Who can replace Speaker of the House John Boehner, who announced Friday he’s quitting? Almost anyone. Maybe even you.
This isn’t a comment on the job Representative Boehner has or has not done in his role as leader of his legislative chamber. It’s meant to illustrate a little-known fact: Under the Constitution, the speaker does not have to be a member of the House. He or she doesn’t have to be an elected lawmaker or government official. The speaker can be an ordinary, private citizen.
In fact, there really are not any legal restrictions on qualifications for that office. The relevant words are from the Constitution’s Article 1, Section 2, Clause 5: “The House of Representatives shall chuse [sic] their Speaker and other Officers."
That’s it. Nothing about being a sitting representative. There’s not even an age limit.
Yes, this means Sen. Ted Cruz (R) of Texas could theoretically become leader of Congress’s other chamber. He’s a big favorite of the restive House conservatives who helped make Boehner’s work life so tough.
He probably won’t, though. His support in the House Republican caucus overall isn’t broad.
In practice, the lack of qualification requirements for the speaker job has not meant much.
“Although the Constitution does not so require, the Speaker has always been a Member of the House,” notes a Congressional Research Service report on the subject.
But non-House members have received votes for speaker, and that’s a trend that seems to be growing. In 1997, two retired GOP members got one vote apiece (Newt Gingrich won with 216). In 2013, one retired member, an ex-comptroller general, and former Secretary of State Colin Powell received votes (Boehner won, with 220).
In 2015, Mr. Powell got a vote again, as did Sen. Rand Paul of Kentucky. No Cruz votes, though. Boehner was reelected – for the last time, it turns out.

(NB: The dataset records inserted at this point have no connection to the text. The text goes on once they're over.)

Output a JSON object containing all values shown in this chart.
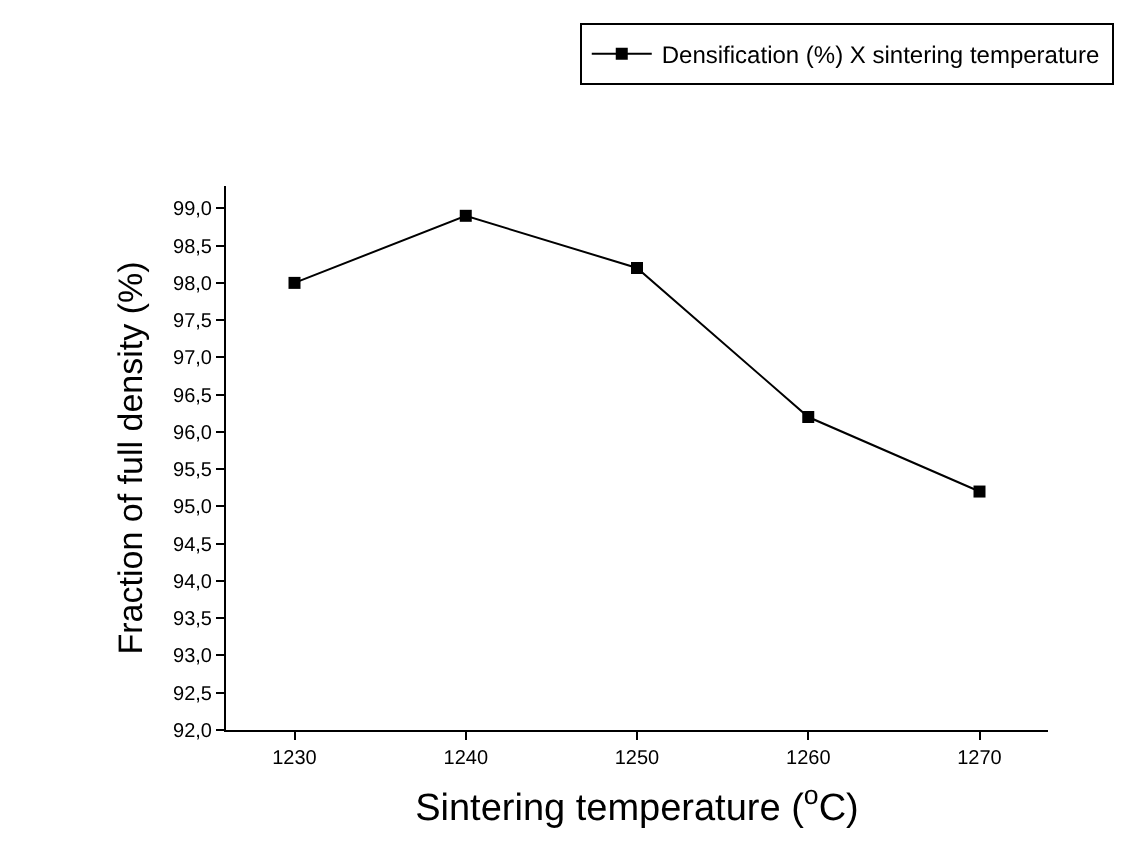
{
  "chart_data": {
    "type": "line",
    "xlabel": "Sintering temperature ($^{o}$C)",
    "ylabel": "Fraction of full density (%)",
    "x": [
      1230,
      1240,
      1250,
      1260,
      1270
    ],
    "series": [
      {
        "name": "Densification (%) X sintering temperature",
        "color": "#000000",
        "values": [
          98.0,
          98.9,
          98.2,
          96.2,
          95.2
        ]
      }
    ],
    "xlim": [
      1226,
      1274
    ],
    "xticks": [
      1230,
      1240,
      1250,
      1260,
      1270
    ],
    "ylim": [
      92.0,
      99.3
    ],
    "yticks": [
      {
        "value": 92.0,
        "label": "92,0"
      },
      {
        "value": 92.5,
        "label": "92,5"
      },
      {
        "value": 93.0,
        "label": "93,0"
      },
      {
        "value": 93.5,
        "label": "93,5"
      },
      {
        "value": 94.0,
        "label": "94,0"
      },
      {
        "value": 94.5,
        "label": "94,5"
      },
      {
        "value": 95.0,
        "label": "95,0"
      },
      {
        "value": 95.5,
        "label": "95,5"
      },
      {
        "value": 96.0,
        "label": "96,0"
      },
      {
        "value": 96.5,
        "label": "96,5"
      },
      {
        "value": 97.0,
        "label": "97,0"
      },
      {
        "value": 97.5,
        "label": "97,5"
      },
      {
        "value": 98.0,
        "label": "98,0"
      },
      {
        "value": 98.5,
        "label": "98,5"
      },
      {
        "value": 99.0,
        "label": "99,0"
      }
    ],
    "marker": "square",
    "line_style": "solid",
    "legend": "top right"
  }
}
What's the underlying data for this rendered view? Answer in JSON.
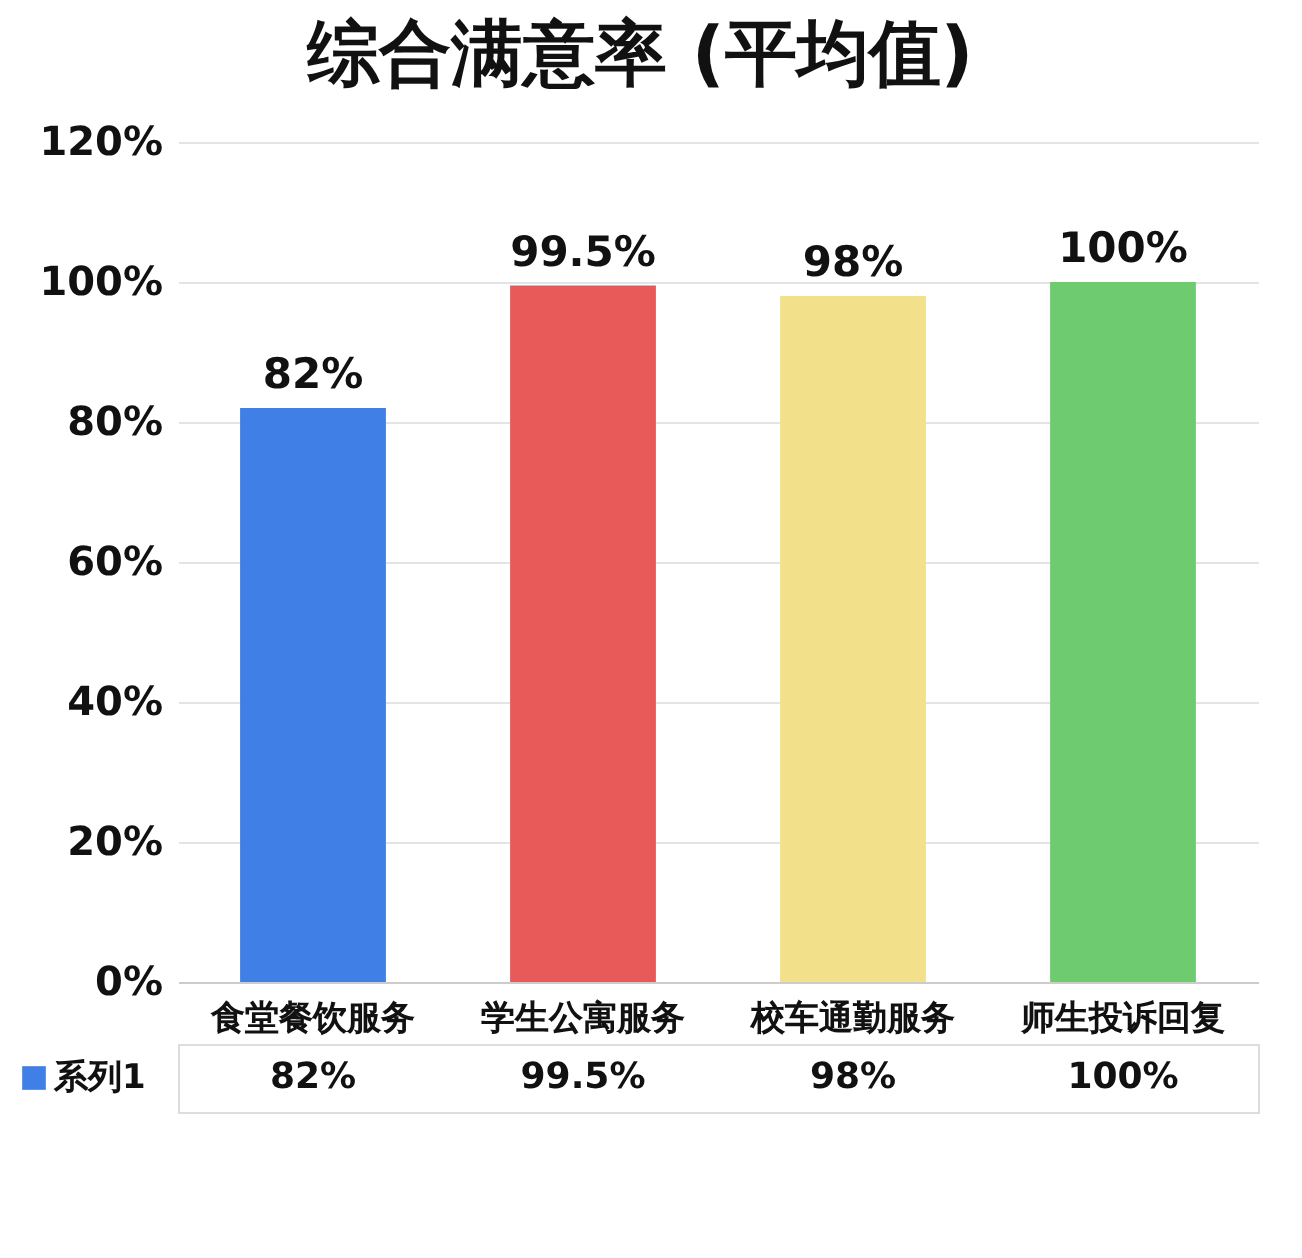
{
  "chart_data": {
    "type": "bar",
    "title": "综合满意率 (平均值)",
    "categories": [
      "食堂餐饮服务",
      "学生公寓服务",
      "校车通勤服务",
      "师生投诉回复"
    ],
    "series": [
      {
        "name": "系列1",
        "values": [
          82,
          99.5,
          98,
          100
        ],
        "colors": [
          "#3f7fe6",
          "#e85a5a",
          "#f3e08a",
          "#6fcb6f"
        ],
        "value_labels": [
          "82%",
          "99.5%",
          "98%",
          "100%"
        ]
      }
    ],
    "ylim": [
      0,
      120
    ],
    "yticks": [
      {
        "value": 0,
        "label": "0%"
      },
      {
        "value": 20,
        "label": "20%"
      },
      {
        "value": 40,
        "label": "40%"
      },
      {
        "value": 60,
        "label": "60%"
      },
      {
        "value": 80,
        "label": "80%"
      },
      {
        "value": 100,
        "label": "100%"
      },
      {
        "value": 120,
        "label": "120%"
      }
    ],
    "grid": "y",
    "legend": "bottom"
  }
}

The fact that the Constitution does not lay out speaker requirements is a function of the fact that the Founding Fathers left the House a lot of flexibility to shape the office in all ways.
“Beyond naming the position, the Constitution does not elaborate on the duties or responsibilities of the office,” points out congressional scholar Ilona Nickles.
They’ve evolved over the years, to the point where the speaker is expected to strike a difficult balancing act: He or she is the presiding officer of the House, and thus represents the interests of all members; and the individual is the leader of the majority party, and thus an important partisan actor.
Past speakers were autocrats. In the early 1920s, Speaker Joseph Cannon (R) simply blocked political opponents from speaking on the House floor. That kind of thing doesn’t happen anymore.
“They have been restrained by the reality that forging party unity among different factions within their own caucus, and seeking consensus among independent-minded members in both parties, is a complex and difficult process,” writes Ms. Nickles.
It’s so difficult, in fact, that it helped convince the current speaker it’s time to move on.